Step 2: Check the environment - Amazon EMR

Step 2: Check the environment

Check for service outages

Amazon EMR uses several Amazon Web Services internally. It runs virtual servers on Amazon EC2, stores data and scripts on Amazon S3, and reports metrics to CloudWatch. Events that disrupt these services are rare — but when they occur — can cause issues in Amazon EMR.

Before you go further, check the Service Health Dashboard. Check the Region where you launched your cluster to see whether there are disruption events in any of these services.

Check usage limits

If you are launching a large cluster, have launched many clusters simultaneously, or you are a user sharing an AWS account with other users, the cluster may have failed because you exceeded an AWS service limit.

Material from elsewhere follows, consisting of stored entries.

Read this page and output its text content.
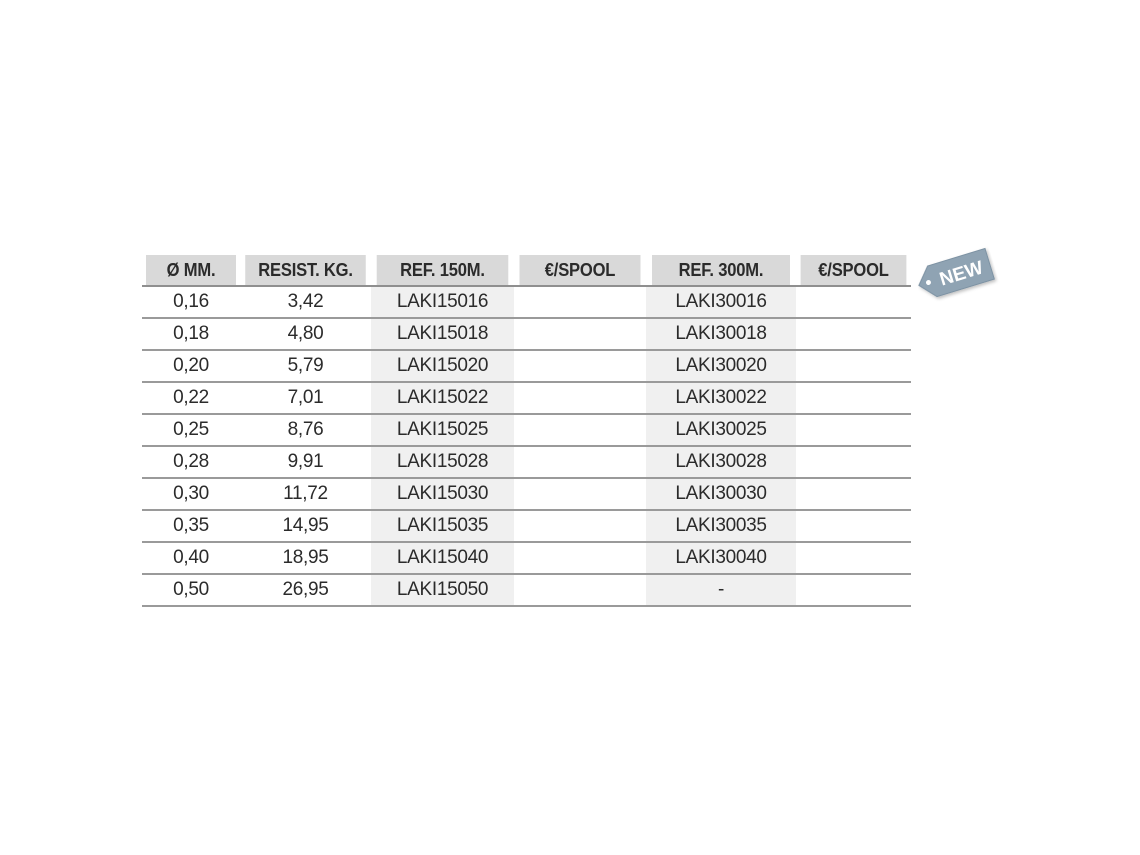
Ø MM.	RESIST. KG.	REF. 150M.	€/SPOOL	REF. 300M.	€/SPOOL
0,16	3,42	LAKI15016		LAKI30016	
0,18	4,80	LAKI15018		LAKI30018	
0,20	5,79	LAKI15020		LAKI30020	
0,22	7,01	LAKI15022		LAKI30022	
0,25	8,76	LAKI15025		LAKI30025	
0,28	9,91	LAKI15028		LAKI30028	
0,30	11,72	LAKI15030		LAKI30030	
0,35	14,95	LAKI15035		LAKI30035	
0,40	18,95	LAKI15040		LAKI30040	
0,50	26,95	LAKI15050		-	
NEW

Amazon EC2 limits the number of virtual server instances running on a single AWS Region to 20 on-demand or reserved instances. If you launch a cluster with more than 20 nodes, or launch a cluster that causes the total number of EC2 instances active on your AWS account to exceed 20, the cluster will not be able to launch all of the EC2 instances it requires and may fail. When this happens, Amazon EMR returns an EC2 QUOTA EXCEEDED error. You can request that AWS increase the number of EC2 instances that you can run on your account by submitting a Request to Increase Amazon EC2 Instance Limit application.

Another thing that may cause you to exceed your usage limits is the delay between when a cluster is terminated and when it releases all of its resources. Depending on its configuration, it may take up to 5-20 minutes for a cluster to fully terminate and release allocated resources. If you are getting an EC2 QUOTA EXCEEDED error when you attempt to launch a cluster, it may be because resources from a recently terminated cluster may not yet have been released. In this case, you can either request that your Amazon EC2 quota be increased, or you can wait twenty minutes and re-launch the cluster.

Amazon S3 limits the number of buckets created on an account to 100. If your cluster creates a new bucket that exceeds this limit, the bucket creation will fail and may cause the cluster to fail.

Check the Amazon VPC subnet configuration

If your cluster was launched in a Amazon VPC subnet, the subnet needs to be configured as described in Configure networking. In addition, check that the subnet you launch the cluster into has enough free elastic IP addresses to assign one to each node in the cluster.

Restart the cluster

The slow down in processing may be caused by a transient condition. Consider terminating and restarting the cluster to see if performance improves.